Another hurdle remaining: The Big Ten has its own ban on all organized team activities that is set to end June 1. If that moratorium is also lifted, NU and other schools will likely be back to work in some capacity.
The vote from the Division I council came with stipulations. Schools must follow all federal, state and local guidelines regarding the coronavirus, including social distancing measures, group size restrictions and anything else. In addition, workouts must be initiated by student-athletes. Coaches cannot be present, cannot direct workouts and can't have workout results reported back to them.
It would still mark a significant development, though, considering the Husker players who have been in town over the past two months have not been able to use the team’s weight room in North Stadium.
Ohio State athletic director Gene Smith on Wednesday told reporters that the Buckeyes are targeting a June 8 return to campus for their players, with voluntary workouts set to begin around then, assuming the Big Ten’s decision follows the path of the NCAA’s.

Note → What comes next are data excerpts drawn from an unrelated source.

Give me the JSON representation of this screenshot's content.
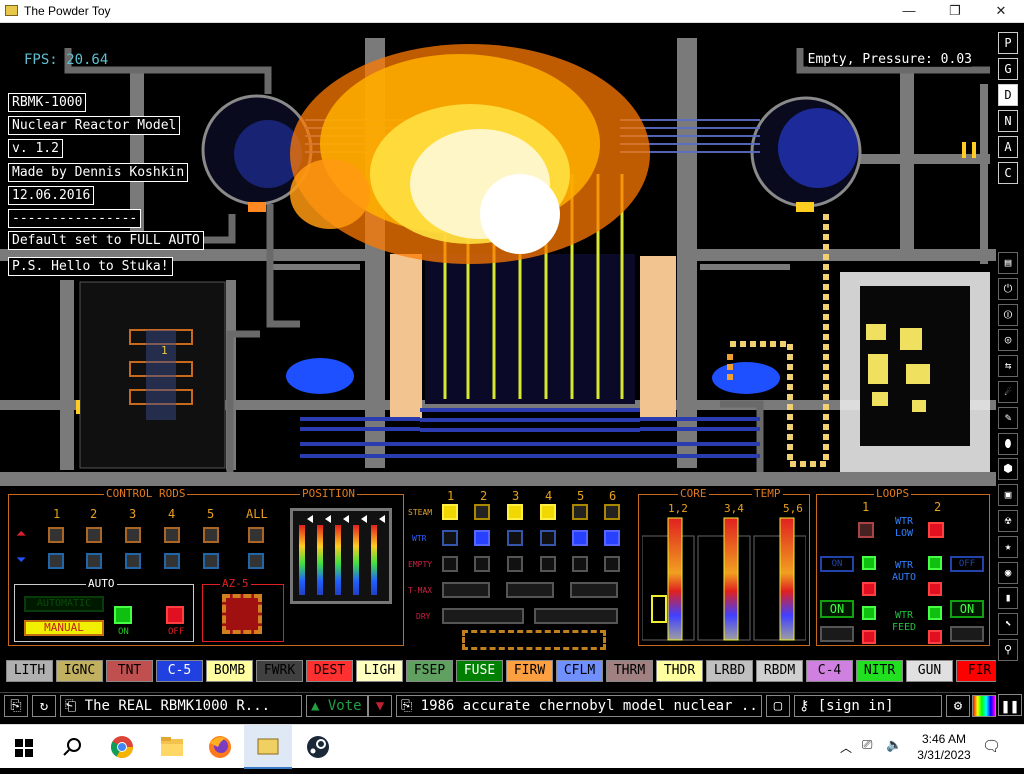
{
  "window": {
    "title": "The Powder Toy",
    "minimize": "—",
    "maximize": "❐",
    "close": "✕"
  },
  "hud": {
    "fps": "FPS: 20.64",
    "pressure": "Empty, Pressure: 0.03"
  },
  "save_info": [
    "RBMK-1000",
    "Nuclear Reactor Model",
    "v. 1.2",
    "Made by Dennis Koshkin",
    "12.06.2016",
    "----------------",
    "Default set to FULL AUTO",
    "P.S. Hello to Stuka!"
  ],
  "right_menu": [
    "P",
    "G",
    "D",
    "N",
    "A",
    "C"
  ],
  "right_menu_active": "D",
  "right_tools": [
    "wall-icon",
    "power-icon",
    "sensor-icon",
    "force-icon",
    "explosive-icon",
    "gas-icon",
    "solid-icon",
    "liquid-icon",
    "powder-icon",
    "special-icon",
    "radioactive-icon",
    "star-icon",
    "life-icon",
    "bookmark-icon",
    "tools-icon",
    "search-icon"
  ],
  "panel": {
    "control_rods": {
      "title": "CONTROL RODS",
      "columns": [
        "1",
        "2",
        "3",
        "4",
        "5",
        "ALL"
      ]
    },
    "position": {
      "title": "POSITION"
    },
    "auto": {
      "title": "AUTO",
      "auto_button": "AUTOMATIC",
      "manual_button": "MANUAL",
      "on": "ON",
      "off": "OFF"
    },
    "az5": {
      "title": "AZ-5"
    },
    "channels": {
      "columns": [
        "1",
        "2",
        "3",
        "4",
        "5",
        "6"
      ],
      "rows": [
        "STEAM",
        "WTR",
        "EMPTY",
        "T-MAX",
        "DRY"
      ],
      "steam_states": [
        "yellow",
        "dark",
        "yellow",
        "yellow",
        "dark",
        "dark"
      ],
      "wtr_states": [
        "dark",
        "blue",
        "dark",
        "dark",
        "blue",
        "blue"
      ]
    },
    "core_temp": {
      "title_left": "CORE",
      "title_right": "TEMP",
      "labels": [
        "1,2",
        "3,4",
        "5,6"
      ]
    },
    "loops": {
      "title": "LOOPS",
      "columns": [
        "1",
        "2"
      ],
      "wtr_low": "WTR LOW",
      "wtr_auto": "WTR AUTO",
      "wtr_feed": "WTR FEED",
      "on_left": "ON",
      "on_right": "ON",
      "on_small": "ON",
      "off_small": "OFF"
    }
  },
  "elements": [
    {
      "label": "LITH",
      "color": "#b0b0b0",
      "text": "#000000"
    },
    {
      "label": "IGNC",
      "color": "#c0b060",
      "text": "#000000"
    },
    {
      "label": "TNT",
      "color": "#c05050",
      "text": "#000000"
    },
    {
      "label": "C-5",
      "color": "#2040e0",
      "text": "#ffffff"
    },
    {
      "label": "BOMB",
      "color": "#ffffa0",
      "text": "#000000"
    },
    {
      "label": "FWRK",
      "color": "#404040",
      "text": "#000000"
    },
    {
      "label": "DEST",
      "color": "#ff3030",
      "text": "#000000"
    },
    {
      "label": "LIGH",
      "color": "#ffffc0",
      "text": "#000000"
    },
    {
      "label": "FSEP",
      "color": "#60a060",
      "text": "#000000"
    },
    {
      "label": "FUSE",
      "color": "#008000",
      "text": "#ffffff"
    },
    {
      "label": "FIRW",
      "color": "#ffa040",
      "text": "#000000"
    },
    {
      "label": "CFLM",
      "color": "#7090ff",
      "text": "#000000"
    },
    {
      "label": "THRM",
      "color": "#a08080",
      "text": "#000000"
    },
    {
      "label": "THDR",
      "color": "#ffffa0",
      "text": "#000000"
    },
    {
      "label": "LRBD",
      "color": "#c0c0c0",
      "text": "#000000"
    },
    {
      "label": "RBDM",
      "color": "#d0d0d0",
      "text": "#000000"
    },
    {
      "label": "C-4",
      "color": "#d080e0",
      "text": "#000000"
    },
    {
      "label": "NITR",
      "color": "#20e020",
      "text": "#000000"
    },
    {
      "label": "GUN",
      "color": "#e0e0e0",
      "text": "#000000"
    },
    {
      "label": "FIR",
      "color": "#ff0000",
      "text": "#000000"
    }
  ],
  "bottom": {
    "save_title": "The REAL RBMK1000 R...",
    "vote": "Vote",
    "description": "1986 accurate chernobyl model nuclear ...",
    "sign_in": "[sign in]"
  },
  "taskbar": {
    "time": "3:46 AM",
    "date": "3/31/2023"
  }
}
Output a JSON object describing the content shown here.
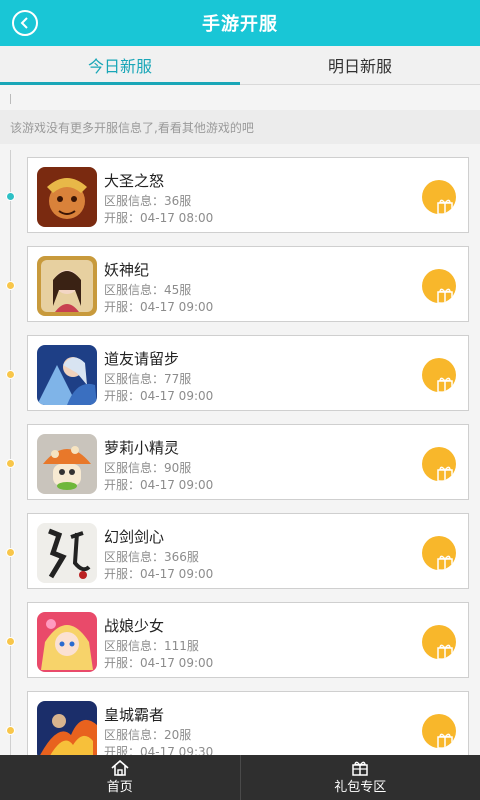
{
  "header": {
    "title": "手游开服"
  },
  "tabs": [
    {
      "label": "今日新服",
      "active": true
    },
    {
      "label": "明日新服",
      "active": false
    }
  ],
  "notice": "该游戏没有更多开服信息了,看看其他游戏的吧",
  "games": [
    {
      "name": "大圣之怒",
      "server": "区服信息：36服",
      "time": "开服：04-17 08:00",
      "icon": "monkey-king-icon"
    },
    {
      "name": "妖神纪",
      "server": "区服信息：45服",
      "time": "开服：04-17 09:00",
      "icon": "goddess-icon"
    },
    {
      "name": "道友请留步",
      "server": "区服信息：77服",
      "time": "开服：04-17 09:00",
      "icon": "warrior-icon"
    },
    {
      "name": "萝莉小精灵",
      "server": "区服信息：90服",
      "time": "开服：04-17 09:00",
      "icon": "mushroom-icon"
    },
    {
      "name": "幻剑剑心",
      "server": "区服信息：366服",
      "time": "开服：04-17 09:00",
      "icon": "sword-calligraphy-icon"
    },
    {
      "name": "战娘少女",
      "server": "区服信息：111服",
      "time": "开服：04-17 09:00",
      "icon": "anime-girl-icon"
    },
    {
      "name": "皇城霸者",
      "server": "区服信息：20服",
      "time": "开服：04-17 09:30",
      "icon": "fire-warrior-icon"
    }
  ],
  "bottom_nav": [
    {
      "label": "首页",
      "icon": "home-icon"
    },
    {
      "label": "礼包专区",
      "icon": "gift-icon"
    }
  ],
  "colors": {
    "accent": "#19c6d6",
    "tab_active": "#19a6b7",
    "gift": "#f8b72b",
    "nav_bg": "#2f2f2f"
  }
}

In a recent radio interview, Nebraska head coach Scott Frost said he believes his team has done a good job of staying in shape while working out on their own during the shutdown.
“I think we're handling that as well as anybody," Frost said then. "I'm really confident in our guys’ conditioning right now and the fact that they've continued to be able to get work done. Obviously, that's a little bit easier here in Lincoln because this hasn't been as bad in Nebraska as some places. But we have an idea of what every single one of our guys is doing, where they're doing it, who they are, who they're in contact with.

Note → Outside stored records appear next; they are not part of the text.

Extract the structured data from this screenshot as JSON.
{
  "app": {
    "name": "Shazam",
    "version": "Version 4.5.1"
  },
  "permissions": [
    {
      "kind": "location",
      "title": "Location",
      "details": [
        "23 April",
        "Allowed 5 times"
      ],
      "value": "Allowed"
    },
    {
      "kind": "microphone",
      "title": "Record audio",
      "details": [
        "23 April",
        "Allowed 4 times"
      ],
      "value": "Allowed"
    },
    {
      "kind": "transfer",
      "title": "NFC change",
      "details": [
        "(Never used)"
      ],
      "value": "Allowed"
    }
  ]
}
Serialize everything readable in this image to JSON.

"For the kids that stayed in town, we know what's going on with them. For the kids back home, we're trying to help them find solutions to stay in shape. I think our kids will come back and practice for sure when the time is right. Especially if everything opens up on June 1, that will give us plenty of time to get ready for a camp."
Most of the players are already back in Lincoln, having filtered in over recent weeks. There will be many more logistical challenges — the remaining players coming back from different parts of the country, scheduling small groups, managing a large number of players overall, etc. — but the first big move toward returning to football appears to be drawing closer.